I'm in love with him.

Not despite his darkness, but somehow because of it. Because he's both the monster who kills people in his basement and the father who drops everything to comfort his frightened daughter. Because he can be brutal and tender, controlled and passionate, dangerous and safe all at the same time.

That realization truly terrifies me.

Because loving Dante Sokolov means accepting a life I never wanted, in a world I don't understand, with dangers I can't predict.

I can't deny the truth anymore.

I'm already in too deep to find my way back out.

18

HANNAH

The water runs lukewarm before I realize I've been standing in the shower for twenty minutes.

My body is still humming with adrenaline from the false alarm. Every nerve ending is on high alert like I'm waiting for another crisis to explode around me. I scrub at my skin mechanically, watching the water swirl down the drain, trying to wash away the fear that's lodged itself somewhere deep in my chest. When I picked up Mila and run, I wasn’t just protecting her. I was protecting my baby. That surge of adrenaline was all mother instinct.

I could have lost it today. If the alarm had been real, if bullets had started flying, if something had gone wrong in those frantic minutes running to the panic room?—

The thought makes me physically ill.

When I finally step out, the mirror is fogged over—a blessing, because I'm not sure I want to see my reflection right now. I wipe a circle clear anyway, forcing myself to look.

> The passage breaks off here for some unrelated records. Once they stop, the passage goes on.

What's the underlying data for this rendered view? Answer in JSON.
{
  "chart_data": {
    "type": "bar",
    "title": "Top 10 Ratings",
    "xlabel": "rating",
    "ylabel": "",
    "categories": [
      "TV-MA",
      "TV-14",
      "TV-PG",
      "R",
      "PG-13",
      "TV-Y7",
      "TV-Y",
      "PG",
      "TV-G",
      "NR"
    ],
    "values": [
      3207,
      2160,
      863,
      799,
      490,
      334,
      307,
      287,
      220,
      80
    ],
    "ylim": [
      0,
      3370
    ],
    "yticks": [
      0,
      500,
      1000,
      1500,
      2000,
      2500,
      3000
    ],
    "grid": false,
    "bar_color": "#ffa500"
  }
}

The woman staring back at me is a stranger.

She has my red hair, my green eyes, my freckles. But there's something different. Something harder, more weathered. Like she's aged years in the span of weeks. Her face is too pale, her eyes shadowed with exhaustion.

I barely recognize her.

I leave the bathroom and pull out more of the new clothes that just keep showing up in my room. I don’t even question them anymore.

This is my life now.

I dress in silence, pulling on my leggings and big, fluffy hoodie I can snuggle in. The clothing is armor. I can hide behind the soft layers.

A knock at the door interrupts my spiral into what-ifs. Before I can respond, it opens, and Dante steps inside like he has every right to be here. He silently closes the door behind him and traps me inside with him.

In my room.

Maybe he does. This is his house, after all. His kingdom. His rules.

"You didn't wait for permission," I say, my voice flat.

"I don't need permission." He looks at me with those blue eyes that see too much. "How are you?"

"Fine."

"Liar."

The single word hangs between us, a challenge and an accusation rolled into one. I want to argue and pretend I'm handling all of this with grace and composure. But I'm too tired for lies right now.

"What do you want, Dante?"

He doesn't answer immediately. Just moves further into the room, his presence filling the space in that way he has—like he's too big for ordinary rooms, too intense for casual conversation.